Based on the above data comparison, our method has higher accuracy and dispersion in reconstructing the frontal neutral face image compared to the other three methods. Figure 12 shows examples of the heat distribution of the sample reconstruction model error.

5.2.2. Frontal Face Model with Expression Evaluation

The difficulty of facial expression reconstruction is often greater than that of neutral expression face reconstruction. We show more reconstruction models of images in unconstrained environment in Figure 13.

In this experiment, Facescape dataset was used to evaluate the reconstruction of facial expressions. Facescape dataset contains the depth information data of 20 facial dynamic expressions of each collected object. Eight dynamic facial expression images of the object are randomly selected from Facescape dataset for reconstruction, and the root mean square error (RMSE2) is calculated (as shown in Figure 14).

In the same method, the accuracy of facial expression reconstruction model is often slightly lower than that of neutral face reconstruction model. In Figure 14, although the RMSE 2 of face models with expression reconstructed by our method is higher than the mean RMSE 1, it is lower than the mean RMSE 1 of the face model with neutral reconstructed by other methods.

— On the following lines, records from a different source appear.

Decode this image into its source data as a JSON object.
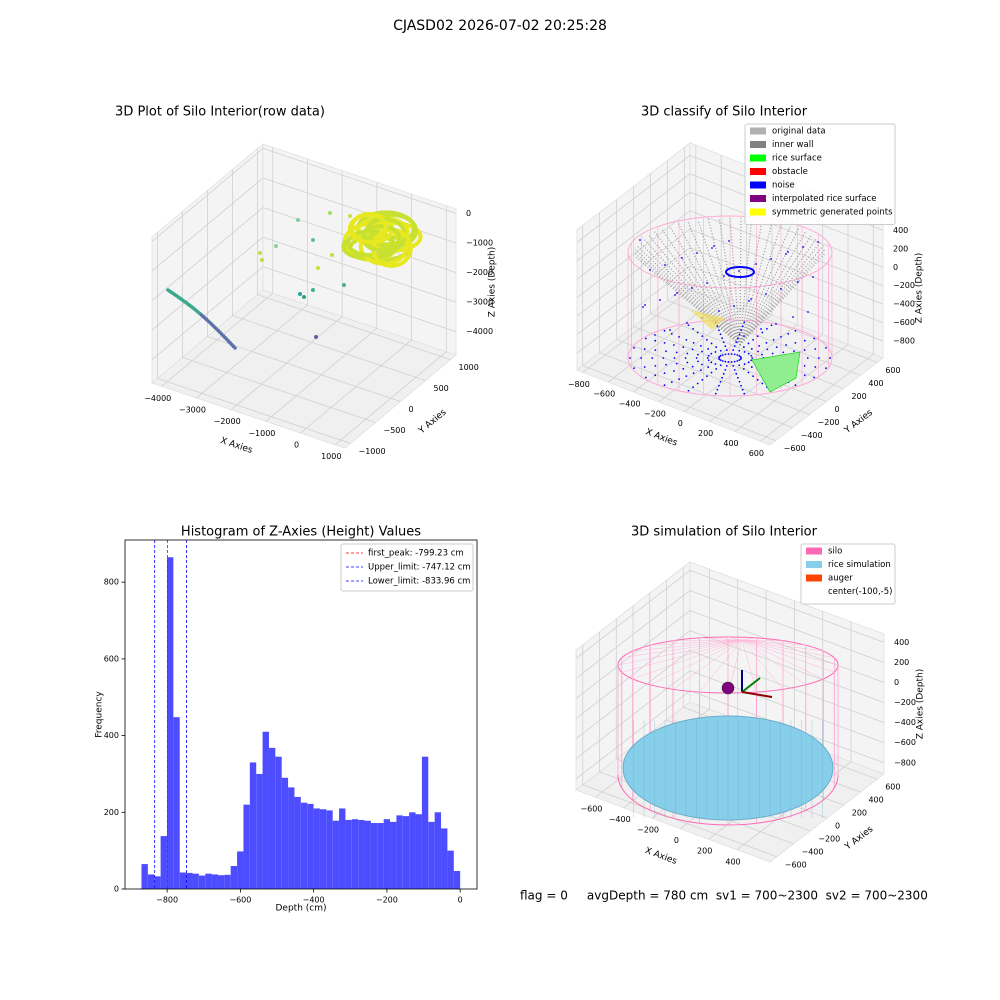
{
  "title": "CJASD02 2026-07-02 20:25:28",
  "chart_data": [
    {
      "type": "scatter3d",
      "title": "3D Plot of Silo Interior(row data)",
      "xlabel": "X Axies",
      "ylabel": "Y Axies",
      "zlabel": "Z Axies (Depth)",
      "xlim": [
        -4280,
        1280
      ],
      "xticks": [
        {
          "value": -4000,
          "label": "−4000"
        },
        {
          "value": -3000,
          "label": "−3000"
        },
        {
          "value": -2000,
          "label": "−2000"
        },
        {
          "value": -1000,
          "label": "−1000"
        },
        0,
        1000
      ],
      "ylim": [
        -1110,
        1110
      ],
      "yticks": [
        {
          "value": -1000,
          "label": "−1000"
        },
        {
          "value": -500,
          "label": "−500"
        },
        0,
        500,
        1000
      ],
      "zlim": [
        -4790,
        150
      ],
      "zticks": [
        0,
        {
          "value": -1000,
          "label": "−1000"
        },
        {
          "value": -2000,
          "label": "−2000"
        },
        {
          "value": -3000,
          "label": "−3000"
        },
        {
          "value": -4000,
          "label": "−4000"
        }
      ],
      "grid": true
    },
    {
      "type": "scatter3d",
      "title": "3D classify of Silo Interior",
      "xlabel": "X Axies",
      "ylabel": "Y Axies",
      "zlabel": "Z Axies (Depth)",
      "xlim": [
        -846,
        676
      ],
      "xticks": [
        {
          "value": -800,
          "label": "−800"
        },
        {
          "value": -600,
          "label": "−600"
        },
        {
          "value": -400,
          "label": "−400"
        },
        {
          "value": -200,
          "label": "−200"
        },
        0,
        200,
        400,
        600
      ],
      "ylim": [
        -667,
        667
      ],
      "yticks": [
        {
          "value": -600,
          "label": "−600"
        },
        {
          "value": -400,
          "label": "−400"
        },
        {
          "value": -200,
          "label": "−200"
        },
        0,
        200,
        400,
        600
      ],
      "zlim": [
        -982,
        533
      ],
      "zticks": [
        400,
        200,
        0,
        {
          "value": -200,
          "label": "−200"
        },
        {
          "value": -400,
          "label": "−400"
        },
        {
          "value": -600,
          "label": "−600"
        },
        {
          "value": -800,
          "label": "−800"
        }
      ],
      "grid": true,
      "legend_loc": "upper right",
      "legend": [
        {
          "name": "original data",
          "color": "#b0b0b0"
        },
        {
          "name": "inner wall",
          "color": "#808080"
        },
        {
          "name": "rice surface",
          "color": "#00ff00"
        },
        {
          "name": "obstacle",
          "color": "#ff0000"
        },
        {
          "name": "noise",
          "color": "#0000ff"
        },
        {
          "name": "interpolated rice surface",
          "color": "#800080"
        },
        {
          "name": "symmetric generated points",
          "color": "#ffff00"
        }
      ]
    },
    {
      "type": "histogram",
      "title": "Histogram of Z-Axies (Height) Values",
      "xlabel": "Depth (cm)",
      "ylabel": "Frequency",
      "color": "#4d4dff",
      "bins": [
        -870.0,
        -852.6,
        -835.2,
        -817.8,
        -800.4,
        -783.0,
        -765.6,
        -748.2,
        -730.8,
        -713.4,
        -696.0,
        -678.6,
        -661.2,
        -643.8,
        -626.4,
        -609.0,
        -591.6,
        -574.2,
        -556.8,
        -539.4,
        -522.0,
        -504.6,
        -487.2,
        -469.8,
        -452.4,
        -435.0,
        -417.6,
        -400.2,
        -382.8,
        -365.4,
        -348.0,
        -330.6,
        -313.2,
        -295.8,
        -278.4,
        -261.0,
        -243.6,
        -226.2,
        -208.8,
        -191.4,
        -174.0,
        -156.6,
        -139.2,
        -121.8,
        -104.4,
        -87.0,
        -69.6,
        -52.2,
        -34.8,
        -17.4,
        0.0
      ],
      "counts": [
        65,
        38,
        33,
        138,
        865,
        448,
        43,
        42,
        40,
        35,
        40,
        38,
        36,
        37,
        60,
        98,
        220,
        330,
        300,
        410,
        368,
        345,
        290,
        265,
        240,
        225,
        222,
        210,
        208,
        205,
        178,
        210,
        180,
        182,
        180,
        178,
        172,
        172,
        182,
        175,
        192,
        190,
        200,
        195,
        345,
        175,
        200,
        158,
        100,
        47
      ],
      "xlim": [
        -915,
        46
      ],
      "xticks": [
        {
          "value": -800,
          "label": "−800"
        },
        {
          "value": -600,
          "label": "−600"
        },
        {
          "value": -400,
          "label": "−400"
        },
        {
          "value": -200,
          "label": "−200"
        },
        0
      ],
      "ylim": [
        0,
        910
      ],
      "yticks": [
        0,
        200,
        400,
        600,
        800
      ],
      "lines": [
        {
          "name": "first_peak: -799.23 cm",
          "value": -799.23,
          "color": "#ff0000"
        },
        {
          "name": "Upper_limit: -747.12 cm",
          "value": -747.12,
          "color": "#0000ff"
        },
        {
          "name": "Lower_limit: -833.96 cm",
          "value": -833.96,
          "color": "#0000ff"
        }
      ],
      "legend_loc": "upper right"
    },
    {
      "type": "surface3d",
      "title": "3D simulation of Silo Interior",
      "xlabel": "X Axies",
      "ylabel": "Y Axies",
      "zlabel": "Z Axies (Depth)",
      "xlim": [
        -737,
        633
      ],
      "xticks": [
        {
          "value": -600,
          "label": "−600"
        },
        {
          "value": -400,
          "label": "−400"
        },
        {
          "value": -200,
          "label": "−200"
        },
        0,
        200,
        400
      ],
      "ylim": [
        -681,
        681
      ],
      "yticks": [
        {
          "value": -600,
          "label": "−600"
        },
        {
          "value": -400,
          "label": "−400"
        },
        {
          "value": -200,
          "label": "−200"
        },
        0,
        200,
        400,
        600
      ],
      "zlim": [
        -912,
        484
      ],
      "zticks": [
        400,
        200,
        0,
        {
          "value": -200,
          "label": "−200"
        },
        {
          "value": -400,
          "label": "−400"
        },
        {
          "value": -600,
          "label": "−600"
        },
        {
          "value": -800,
          "label": "−800"
        }
      ],
      "grid": true,
      "legend_loc": "upper right",
      "legend": [
        {
          "name": "silo",
          "color": "#ff69b4"
        },
        {
          "name": "rice simulation",
          "color": "#87ceeb"
        },
        {
          "name": "auger",
          "color": "#ff4500"
        },
        {
          "name": "center(-100,-5)",
          "color": "#ffffff"
        }
      ]
    }
  ],
  "footer": "flag = 0     avgDepth = 780 cm  sv1 = 700~2300  sv2 = 700~2300"
}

The accuracy of our method for facial expression reconstruction is significantly higher than that of neutral face reconstruction model of other comparison methods, so our method also has higher advantages in facial expression fitting.

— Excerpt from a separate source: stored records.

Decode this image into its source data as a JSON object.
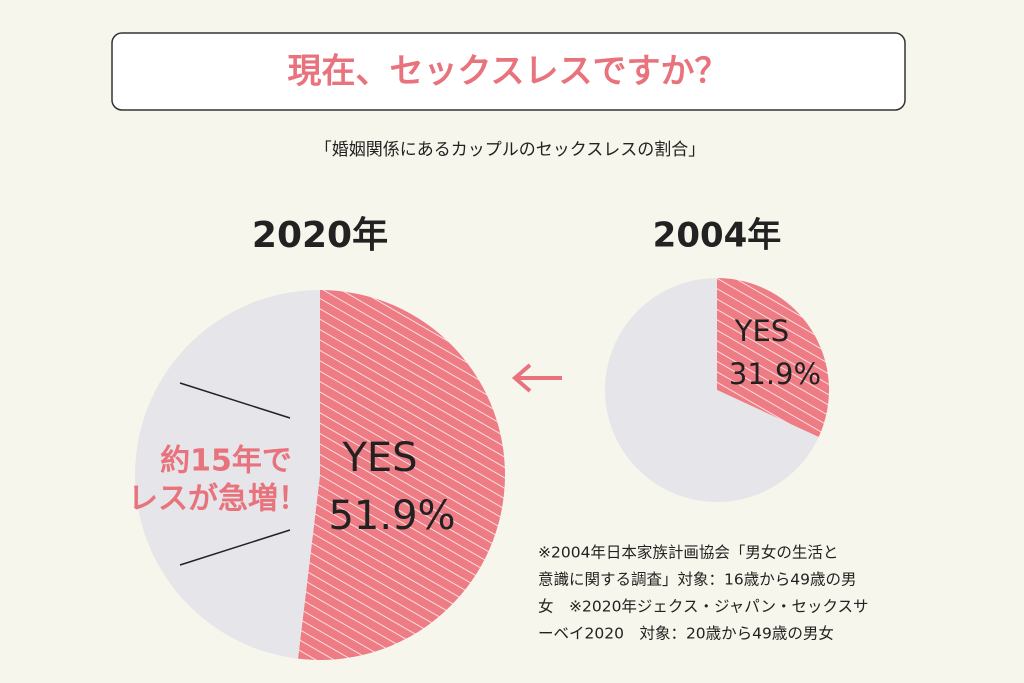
{
  "header": {
    "title": "現在、セックスレスですか？",
    "subtitle": "「婚姻関係にあるカップルのセックスレスの割合」"
  },
  "chart_data": [
    {
      "type": "pie",
      "title": "2020年",
      "categories": [
        "YES",
        null
      ],
      "values": [
        51.9,
        48.1
      ],
      "value_labels": [
        "51.9%",
        null
      ],
      "colors": [
        "#ee7c84",
        "#e6e5e9"
      ]
    },
    {
      "type": "pie",
      "title": "2004年",
      "categories": [
        "YES",
        null
      ],
      "values": [
        31.9,
        68.1
      ],
      "value_labels": [
        "31.9%",
        null
      ],
      "colors": [
        "#ee7c84",
        "#e6e5e9"
      ]
    }
  ],
  "annotation": [
    "約15年で",
    "レスが急増！"
  ],
  "note": [
    "※2004年日本家族計画協会「男女の生活と",
    "意識に関する調査」対象：16歳から49歳の男",
    "女　※2020年ジェクス・ジャパン・セックスサ",
    "ーベイ2020　対象：20歳から49歳の男女"
  ]
}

5.2.3. Robustness Evaluation under Noise Environment

In the field of 3D reconstruction, robustness is an important evaluation criterion for reconstruction model algorithms. It can clearly indicate the degree of adaptation of the algorithm in a complex environment and whether it can reduce the influence of interference factors on model reconstruction. The robustness evaluation in this paper is mainly about face reconstruction under noisy environment. First, randomly select 6 images from the Facescape dataset, and apply Gaussian noise and salt and pepper noise to these 6 images, respectively. As can be seen in Figure 15, an example compares the difference between detail reconstruction model of the original image and detail reconstruction model of the noise image.

The image after applying noise is the test set 2. Then, the original image and the noise image of the test set 2 were reconstructed through the integrated network, compared with the ground truth, and the root mean square error (RMSE 3) was calculated (as shown in Figure 16).

According to the test set 2 of the noise evaluation experiment and the corresponding noise image, the fluctuation interval of the RMSE3 of the noise image reconstruction and the original image reconstruction is (-0.04, 0.18). In addition, there may be a large number of noise points covering the high-frequency details, which will affect the discriminating process of the discriminator of the face detail synthesis module, resulting in the increase of iterations and the slight improvement of the accuracy of the whole model.

6. Conclusion

We propose a reconstruction system for face model. The initial face reconstruction module uses a face alignment network and 3DMM to initially reconstruct a face with a smooth surface. The face detail synthesis network generates a displacement map, which contains most of the details of the reconstructed object. For facial expressions, we use an emotional feature predictor to fit facial expressions. The three-dimensional sense and accuracy of the detailed face model are better than the 3DMM reconstruction model based on PCA. Through the evaluation of face alignment, accuracy, and robustness in unconstrained scenes, our method obtains ideal results. Compared with other advanced methods, our method also has more advantages.

Data Availability

The data used to support the findings of this study are available from the corresponding author upon request.

Conflicts of Interest

The author declares that there is no conflict of interest regarding the publication of this paper.

Acknowledgments

This work is supported by the Shandong Provincial Natural Science Foundation (ZR2020MF119).